Distributed synchronization
Synchronizing between two object storages is essentially pulling data from one and pushing it to the other. The efficiency of the synchronization will depend on the bandwidth between the client and the cloud.
When copying large scale data, node bandwidth can easily bottleneck the synchronization process. For this scenario, juicefs sync
provides a multi-machine concurrent solution, as shown in the figure below.
Manager node executes sync
command as the master, and defines multiple worker nodes by setting option --worker
(manager node itself also serve as a worker node). JuiceFS will split the workload distribute to Workers for distributed synchronization. This increases the amount of data that can be processed per unit time, and the total bandwidth is also multiplied.
When using distributed syncing, you should configure SSH logins so that the manager can access all worker nodes without password, if SSH port isn't the default 22, you'll also have to include that in the manager's ~/.ssh/config
. Manager will distribute the JuiceFS Client to all worker nodes, so they should all use the same architecture to avoid running into compatibility problems.
For example, to synchronize data between two object storage services:
juicefs sync --worker bob@192.168.1.20,tom@192.168.8.10 s3://ABCDEFG:HIJKLMN@aaa.s3.us-west-1.amazonaws.com oss://ABCDEFG:HIJKLMN@bbb.oss-cn-hangzhou.aliyuncs.com
The synchronization workload between the two object storages is shared by the manager machine and the two Workers bob@192.168.1.20
and tom@192.168.8.10
.
Observation
Simply put, when using sync
to transfer big files, progress bar might move slowly or get stuck. If this happens, you can observe the progress using other methods.
sync
assumes it's mainly used to copy a large amount of files, its progress bar is designed for this scenario: progress only updates when a file has been transferred.
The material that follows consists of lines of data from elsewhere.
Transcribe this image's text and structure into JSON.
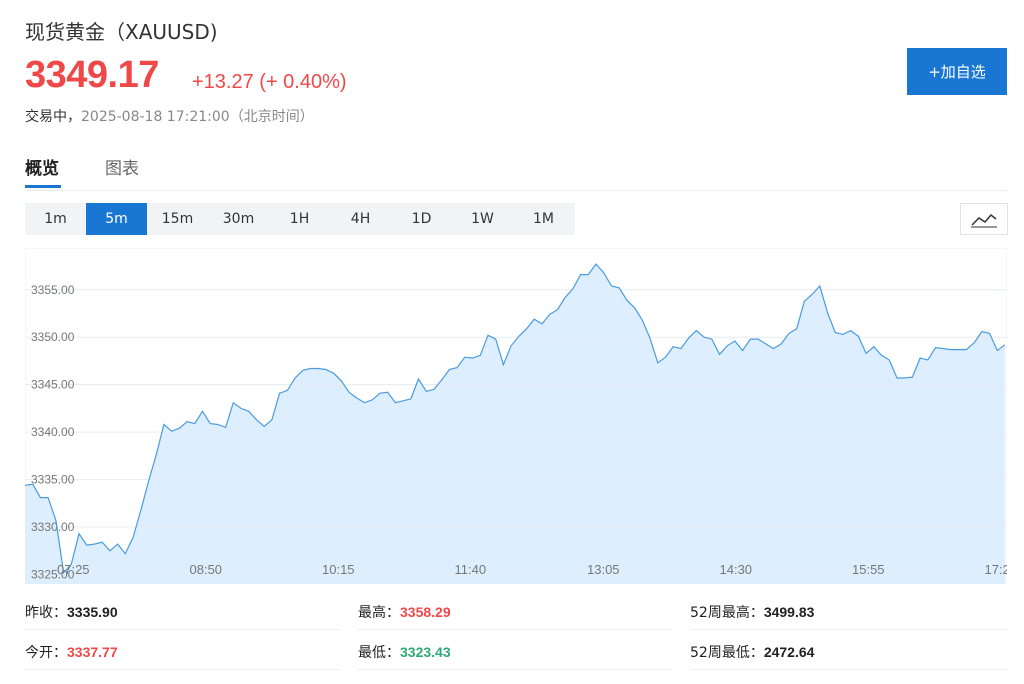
{
  "header": {
    "title": "现货黄金（XAUUSD)",
    "price": "3349.17",
    "change": "+13.27 (+ 0.40%)",
    "status": "交易中，",
    "timestamp": "2025-08-18 17:21:00（北京时间）",
    "add_button": "+加自选"
  },
  "tabs": [
    {
      "label": "概览",
      "active": true
    },
    {
      "label": "图表",
      "active": false
    }
  ],
  "periods": [
    {
      "label": "1m",
      "active": false
    },
    {
      "label": "5m",
      "active": true
    },
    {
      "label": "15m",
      "active": false
    },
    {
      "label": "30m",
      "active": false
    },
    {
      "label": "1H",
      "active": false
    },
    {
      "label": "4H",
      "active": false
    },
    {
      "label": "1D",
      "active": false
    },
    {
      "label": "1W",
      "active": false
    },
    {
      "label": "1M",
      "active": false
    }
  ],
  "chart_type_icon": "line-chart-icon",
  "colors": {
    "up": "#f04848",
    "down": "#2eaa77",
    "accent": "#1976d2",
    "line": "#4a9be0",
    "fill": "#ddeeff"
  },
  "chart_data": {
    "type": "area",
    "title": "",
    "xlabel": "",
    "ylabel": "",
    "ylim": [
      3324,
      3359.4
    ],
    "y_ticks": [
      "3325.00",
      "3330.00",
      "3335.00",
      "3340.00",
      "3345.00",
      "3350.00",
      "3355.00"
    ],
    "x_ticks": [
      "07:25",
      "08:50",
      "10:15",
      "11:40",
      "13:05",
      "14:30",
      "15:55",
      "17:2"
    ],
    "grid": true,
    "values": [
      3334.4,
      3334.5,
      3333.1,
      3333.1,
      3330.7,
      3325.2,
      3326.1,
      3329.3,
      3328.1,
      3328.2,
      3328.4,
      3327.5,
      3328.2,
      3327.2,
      3328.9,
      3331.7,
      3334.8,
      3337.6,
      3340.8,
      3340.1,
      3340.4,
      3341.1,
      3340.9,
      3342.2,
      3340.9,
      3340.8,
      3340.5,
      3343.1,
      3342.5,
      3342.2,
      3341.3,
      3340.6,
      3341.3,
      3344.1,
      3344.4,
      3345.7,
      3346.5,
      3346.7,
      3346.7,
      3346.6,
      3346.2,
      3345.4,
      3344.2,
      3343.6,
      3343.1,
      3343.4,
      3344.1,
      3344.2,
      3343.1,
      3343.3,
      3343.5,
      3345.6,
      3344.3,
      3344.5,
      3345.5,
      3346.6,
      3346.8,
      3347.9,
      3347.8,
      3348.1,
      3350.2,
      3349.8,
      3347.1,
      3349.1,
      3350.1,
      3350.9,
      3351.9,
      3351.4,
      3352.4,
      3352.9,
      3354.2,
      3355.1,
      3356.6,
      3356.6,
      3357.7,
      3356.8,
      3355.4,
      3355.2,
      3353.9,
      3353.1,
      3351.8,
      3349.9,
      3347.3,
      3347.9,
      3349.0,
      3348.8,
      3349.9,
      3350.7,
      3350.0,
      3349.8,
      3348.2,
      3349.1,
      3349.6,
      3348.6,
      3349.8,
      3349.8,
      3349.3,
      3348.8,
      3349.3,
      3350.4,
      3350.9,
      3353.8,
      3354.5,
      3355.4,
      3352.6,
      3350.5,
      3350.3,
      3350.7,
      3350.1,
      3348.3,
      3349.0,
      3348.1,
      3347.6,
      3345.7,
      3345.7,
      3345.8,
      3347.8,
      3347.6,
      3348.9,
      3348.8,
      3348.7,
      3348.7,
      3348.7,
      3349.4,
      3350.6,
      3350.4,
      3348.6,
      3349.2
    ]
  },
  "stats": [
    {
      "label": "昨收：",
      "value": "3335.90",
      "tone": "neutral"
    },
    {
      "label": "最高：",
      "value": "3358.29",
      "tone": "up"
    },
    {
      "label": "52周最高：",
      "value": "3499.83",
      "tone": "neutral"
    },
    {
      "label": "今开：",
      "value": "3337.77",
      "tone": "up"
    },
    {
      "label": "最低：",
      "value": "3323.43",
      "tone": "down"
    },
    {
      "label": "52周最低：",
      "value": "2472.64",
      "tone": "neutral"
    }
  ]
}
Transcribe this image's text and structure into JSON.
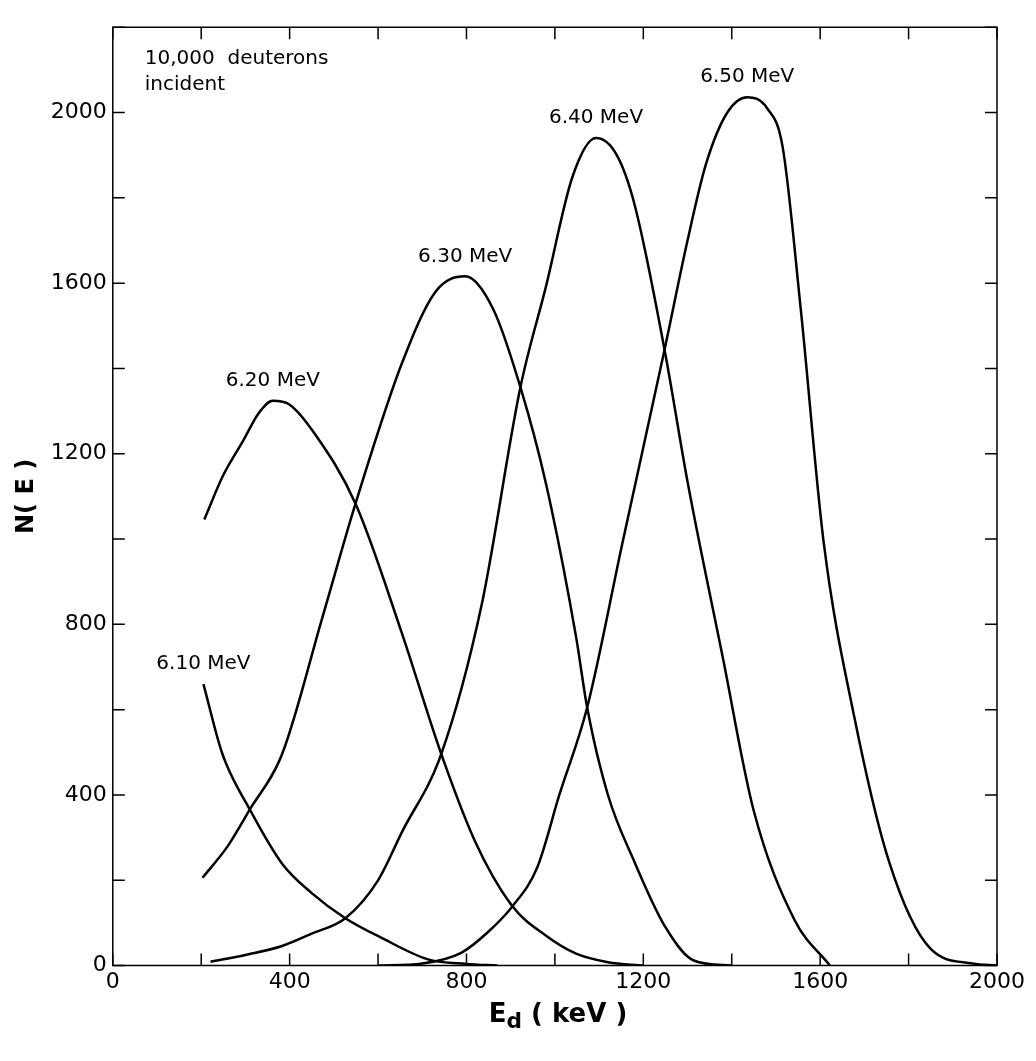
{
  "chart_data": {
    "type": "line",
    "xlabel": "E$_{d}$ ( keV )",
    "ylabel": "N( E )",
    "annotations": [
      "10,000  deuterons\nincident"
    ],
    "xlim": [
      0,
      2000
    ],
    "ylim": [
      0,
      2200
    ],
    "xticks": [
      0,
      {
        "value": 200,
        "label": null
      },
      400,
      {
        "value": 600,
        "label": null
      },
      800,
      {
        "value": 1000,
        "label": null
      },
      1200,
      {
        "value": 1400,
        "label": null
      },
      1600,
      {
        "value": 1800,
        "label": null
      },
      2000
    ],
    "yticks": [
      0,
      {
        "value": 200,
        "label": null
      },
      400,
      {
        "value": 600,
        "label": null
      },
      800,
      {
        "value": 1000,
        "label": null
      },
      1200,
      {
        "value": 1400,
        "label": null
      },
      1600,
      {
        "value": 1800,
        "label": null
      },
      2000,
      {
        "value": 2200,
        "label": null
      }
    ],
    "grid": false,
    "legend": false,
    "marker": "none",
    "line_style": "solid",
    "series": [
      {
        "name": "6.10 MeV",
        "color": "#000000",
        "x": [
          205,
          248,
          310,
          383,
          450,
          526,
          608,
          715,
          800,
          870
        ],
        "values": [
          660,
          496,
          366,
          239,
          170,
          111,
          65,
          14,
          4,
          0
        ]
      },
      {
        "name": "6.20 MeV",
        "color": "#000000",
        "x": [
          207,
          250,
          294,
          330,
          362,
          400,
          456,
          549,
          654,
          743,
          820,
          904,
          980,
          1048,
          1120,
          1200
        ],
        "values": [
          1046,
          1150,
          1229,
          1295,
          1324,
          1315,
          1248,
          1083,
          779,
          496,
          290,
          139,
          70,
          28,
          8,
          0
        ]
      },
      {
        "name": "6.30 MeV",
        "color": "#000000",
        "x": [
          203,
          260,
          310,
          383,
          474,
          549,
          654,
          730,
          797,
          860,
          922,
          980,
          1048,
          1073,
          1120,
          1180,
          1250,
          1314,
          1400
        ],
        "values": [
          206,
          280,
          366,
          496,
          816,
          1083,
          1412,
          1580,
          1616,
          1540,
          1356,
          1129,
          770,
          605,
          400,
          243,
          90,
          12,
          0
        ]
      },
      {
        "name": "6.40 MeV",
        "color": "#000000",
        "x": [
          221,
          300,
          383,
          450,
          526,
          600,
          654,
          743,
          834,
          922,
          980,
          1040,
          1093,
          1140,
          1180,
          1248,
          1301,
          1380,
          1449,
          1542,
          1622
        ],
        "values": [
          9,
          25,
          46,
          75,
          111,
          200,
          313,
          496,
          844,
          1356,
          1593,
          1850,
          1940,
          1900,
          1785,
          1444,
          1129,
          721,
          366,
          107,
          0
        ]
      },
      {
        "name": "6.50 MeV",
        "color": "#000000",
        "x": [
          599,
          700,
          788,
          850,
          904,
          960,
          1010,
          1073,
          1153,
          1248,
          1300,
          1342,
          1390,
          1435,
          1480,
          1515,
          1556,
          1608,
          1677,
          1756,
          1850,
          1945,
          2000
        ],
        "values": [
          0,
          5,
          30,
          80,
          139,
          230,
          400,
          605,
          992,
          1444,
          1700,
          1880,
          2000,
          2036,
          2010,
          1920,
          1540,
          992,
          584,
          243,
          39,
          5,
          0
        ]
      }
    ]
  }
}
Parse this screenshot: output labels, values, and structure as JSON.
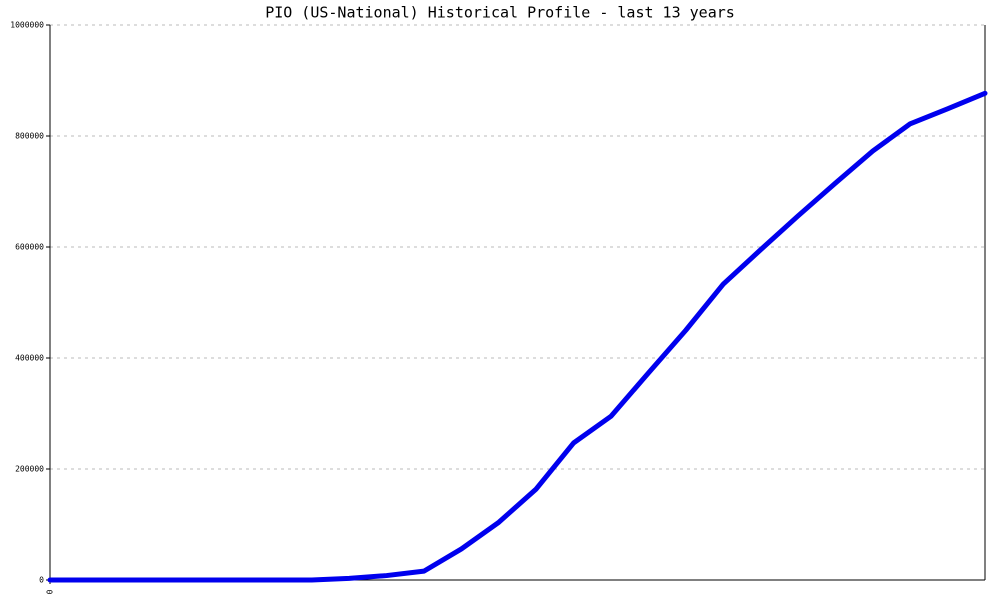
{
  "chart_data": {
    "type": "line",
    "title": "PIO (US-National) Historical Profile - last 13 years",
    "x": [
      0,
      1,
      2,
      3,
      4,
      5,
      6,
      7,
      8,
      9,
      10,
      11,
      12,
      13,
      14,
      15,
      16,
      17,
      18,
      19,
      20,
      21,
      22,
      23,
      24,
      25
    ],
    "values": [
      0,
      0,
      0,
      0,
      0,
      0,
      0,
      0,
      3000,
      8000,
      16000,
      56000,
      104000,
      164000,
      247000,
      295000,
      373000,
      450000,
      533000,
      595000,
      656000,
      715000,
      773000,
      822000,
      849000,
      877000
    ],
    "color": "#0000ee",
    "xlim": [
      0,
      25
    ],
    "xticks": [
      0
    ],
    "ylim": [
      0,
      1000000
    ],
    "yticks": [
      0,
      200000,
      400000,
      600000,
      800000,
      1000000
    ],
    "grid": true
  }
}
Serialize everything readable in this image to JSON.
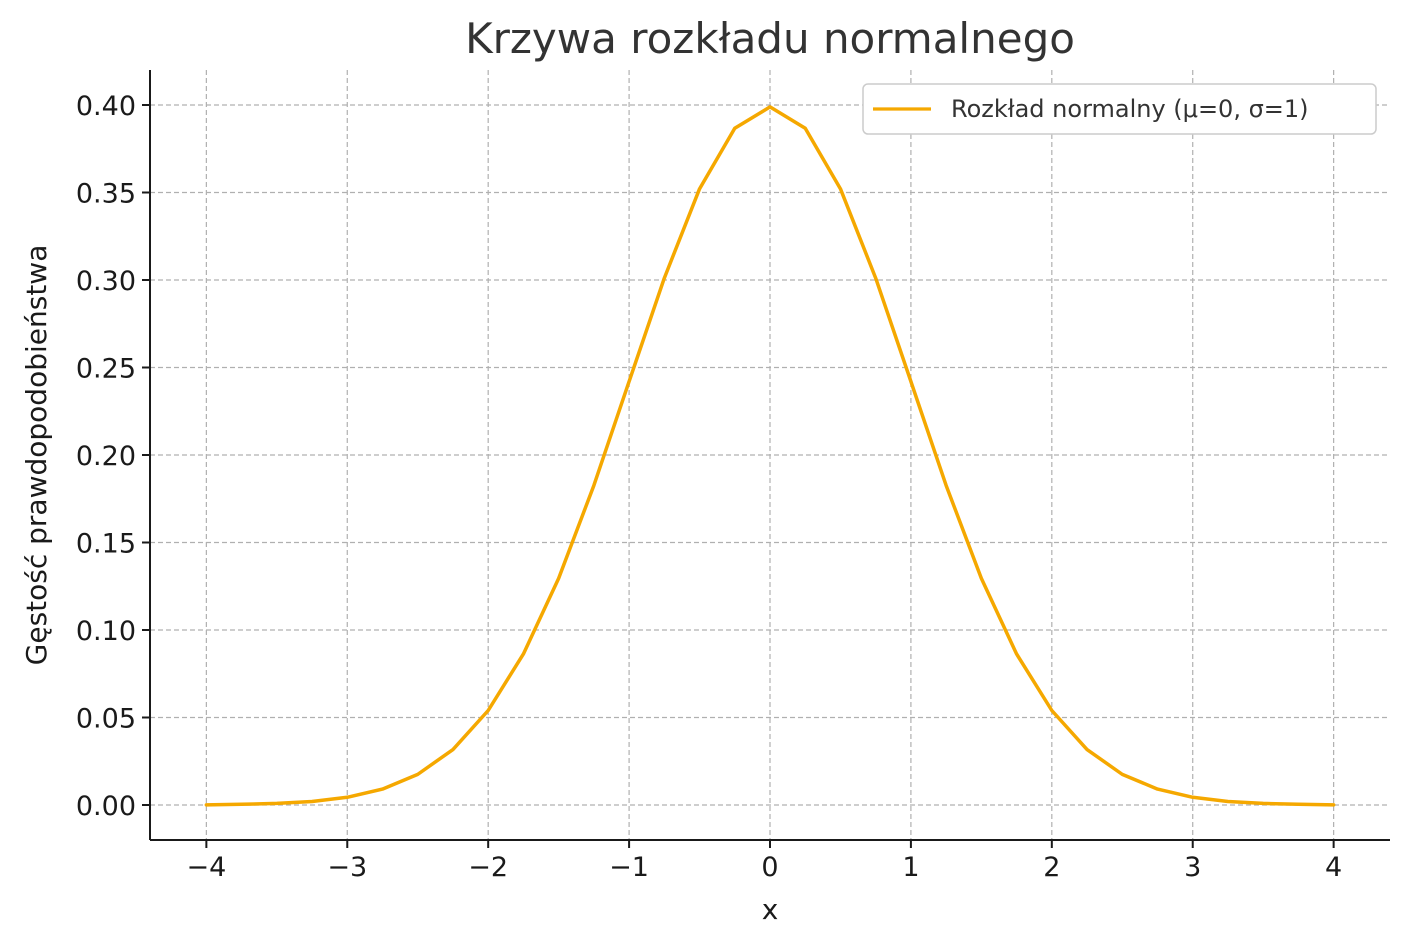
{
  "chart_data": {
    "type": "line",
    "title": "Krzywa rozkładu normalnego",
    "xlabel": "x",
    "ylabel": "Gęstość prawdopodobieństwa",
    "xlim": [
      -4.4,
      4.4
    ],
    "ylim": [
      -0.02,
      0.42
    ],
    "x_ticks": [
      -4,
      -3,
      -2,
      -1,
      0,
      1,
      2,
      3,
      4
    ],
    "x_tick_labels": [
      "−4",
      "−3",
      "−2",
      "−1",
      "0",
      "1",
      "2",
      "3",
      "4"
    ],
    "y_ticks": [
      0.0,
      0.05,
      0.1,
      0.15,
      0.2,
      0.25,
      0.3,
      0.35,
      0.4
    ],
    "y_tick_labels": [
      "0.00",
      "0.05",
      "0.10",
      "0.15",
      "0.20",
      "0.25",
      "0.30",
      "0.35",
      "0.40"
    ],
    "grid": true,
    "legend_position": "top-right",
    "series": [
      {
        "name": "Rozkład normalny (μ=0, σ=1)",
        "color": "#f5a800",
        "x": [
          -4.0,
          -3.75,
          -3.5,
          -3.25,
          -3.0,
          -2.75,
          -2.5,
          -2.25,
          -2.0,
          -1.75,
          -1.5,
          -1.25,
          -1.0,
          -0.75,
          -0.5,
          -0.25,
          0.0,
          0.25,
          0.5,
          0.75,
          1.0,
          1.25,
          1.5,
          1.75,
          2.0,
          2.25,
          2.5,
          2.75,
          3.0,
          3.25,
          3.5,
          3.75,
          4.0
        ],
        "y": [
          0.0001,
          0.0004,
          0.0009,
          0.002,
          0.0044,
          0.0091,
          0.0175,
          0.0317,
          0.054,
          0.0863,
          0.1295,
          0.1826,
          0.242,
          0.3011,
          0.3521,
          0.3867,
          0.3989,
          0.3867,
          0.3521,
          0.3011,
          0.242,
          0.1826,
          0.1295,
          0.0863,
          0.054,
          0.0317,
          0.0175,
          0.0091,
          0.0044,
          0.002,
          0.0009,
          0.0004,
          0.0001
        ]
      }
    ]
  }
}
In a large file scenario, every file is transferred slowly, hence the slow or even static progress bar. This is worse for destinations without multipart upload support (e.g. file
, sftp
, jfs
, schemes), where every file is transferred single-threaded.
If progress bar is not moving, use below methods to observe and troubleshoot:
-
Add
--verbose
or--debug
option to thejuicefs sync
command to print debug logs. -
If either end is a JuiceFS mount point:
- Use
juicefs stats
to quickly check current I/O status - Read client log (defaults to
/var/log/juicefs.log
to see if there's slow requests or timeout errors
- Use
-
If destination is a local disk, look for temporary files that end with
.tmp.xxx
, these are the temp files created bysync
, they will be renamed upon transfer complete. Look for size changes in temp files to verify the current I/O status. -
If both end are object storage services, use tools like
nethogs
to check network IO. -
When non of the above methods retrieve useful debug information, please collect its goroutine and send to Juicedata engineers:
# Replace <PID> with actual PID of the stuck sync process
# This command will print its pprof listen port
lsof -p <PID> | grep TCP | grep LISTEN
# pprof port is typically 6061, but in the face of port conflict,
# port number will be automatically increased
curl -s localhost:6061/debug/pprof/goroutine?debug=1
Sync across regions using S3 Gateway
When transferring a large amount of small files across different regions via FUSE mount points, clients will inevitably talk to the metadata service in the opposite region via public internet (or dedicated network connection with limited bandwidth). In such cases, metadata latency can become the bottleneck of the data transfer:
S3 Gateway comes to rescue in these circumstances: deploy a gateway in the source region, and since this gateway accesses metadata via private network, metadata latency is eliminated to a minimum, bringing the best performance for small file intensive scenarios.
Read S3 Gateway to learn its deployment and use.